Именно этим композиционным принципом определяется рассказ «По лендлизу». Начинается он как отчет о (в любом случае странных) связях, которые США поддерживали с Советским Союзом путем поставок одежды, еды, инструментов (разве они не знали, что речь о лагерях принудительного труда?). Тон рассказчика содержит иронические нотки: о превратном истолковании и неправильном использовании американских товаров, об обращении с «подержанной» одеждой, о питье глицерина и поедании солидола рассказывается почти весело; обсуждается консистенция тушенки. Затем появляется «доисторический зверь» – бульдозер с великолепным «сверкающим как зеркало» навесным щитом и незнакомым названием; он пробуждает желания (некоторым хочется непременно на нем прокатиться), а рассказ переходит в описание жуткой сцены, которая связана с шаламовской философией памяти:
Гора оголена и превращена в гигантскую сцену спектакля, лагерной мистерии. <…> Мертвецы ползли по склону горы, открывая колымскую тайну. <…> Вечная мерзлота хранит и открывает тайны. Каждый из наших близких, погибших на Колыме, – каждый из расстрелянных, забитых, обескровленных голодом – может быть еще опознан – хоть через десятки лет. На Колыме не было газовых печей. Трупы ждут в камне, в вечной мерзлоте (Ш I 397).
Образ выползающих из обледенелой горы трупов не столько преувеличивает, сколько «уточняет» мистерию. «Эти человеческие тела ползли по склону, может быть собираясь воскреснуть» (Ш I 398). Это – выходцы с того света, о которых пишет в «Кривом горе» Александр Эткинд.

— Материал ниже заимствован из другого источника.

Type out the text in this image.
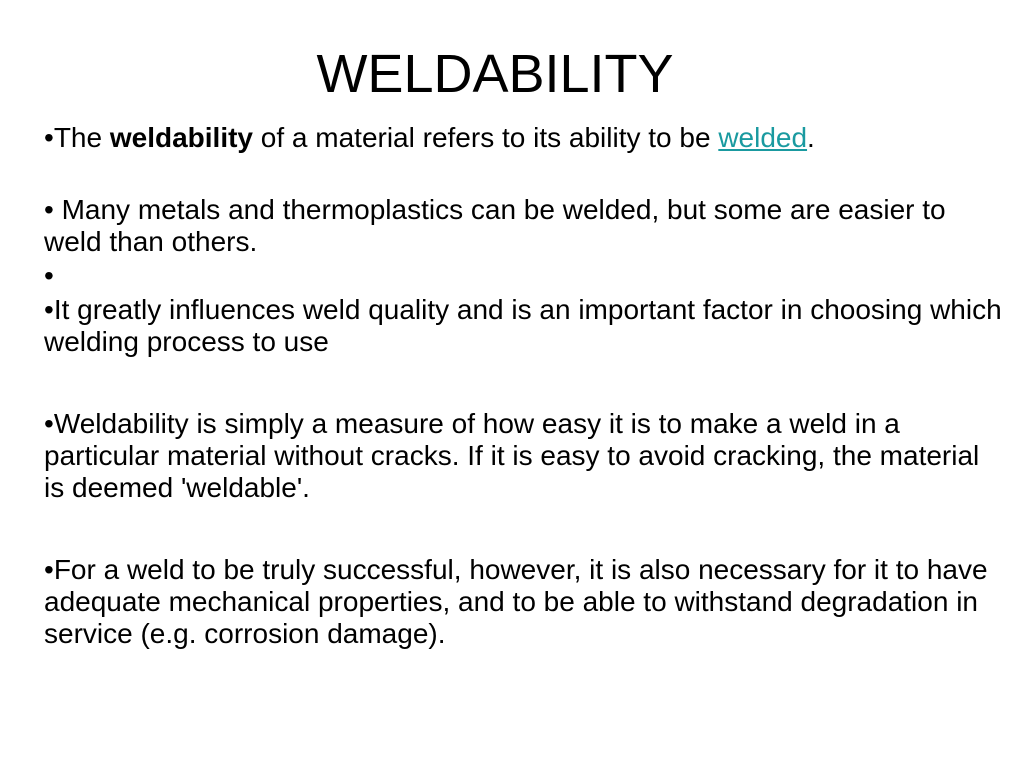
WELDABILITY

•The weldability of a material refers to its ability to be welded.

• Many metals and thermoplastics can be welded, but some are easier to weld than others.

•

•It greatly influences weld quality and is an important factor in choosing which welding process to use

•Weldability is simply a measure of how easy it is to make a weld in a particular material without cracks. If it is easy to avoid cracking, the material is deemed 'weldable'.

•For a weld to be truly successful, however, it is also necessary for it to have adequate mechanical properties, and to be able to withstand degradation in service (e.g. corrosion damage).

Хотя выражения «нетленность», «нетленные трупы» не имеют здесь религиозного подтекста (нетленность как признак святости), таковой предполагается и вместе с тем переосмысляется при помощи слова «мистерия»: мистерия нетленности тел святых предстает мистерией тел не-святых мучеников. Нетленность как следствие физического процесса не подлежит сомнению, это чистая очевидность. Она свидетельствует о произошедшем точнее, чем рассказ, отчет или воспоминание. Нетленны и следы страданий: «скрюченные пальцы рук, гноящиеся пальцы ног – культи после обморожений, расчесанная в кровь сухая кожа и горящие голодным блеском глаза» (Ш I 398). С появлением на «сцене» этих неупокоенных мертвецов все «представление» оборачивается театральной мистерией или danse macabre.
Тот факт, что нетленность воплощает застывшую память, выступает одной из пуант этого рассказа, другая же заключается в том, что первым делом этот предназначенный для работы на лесоповале американский бульдозер [488] под управлением убийцы-«бытовика» задействуется для уборки трупов, перемещения их в братскую могилу, то есть для устранения corpora delicti [489] .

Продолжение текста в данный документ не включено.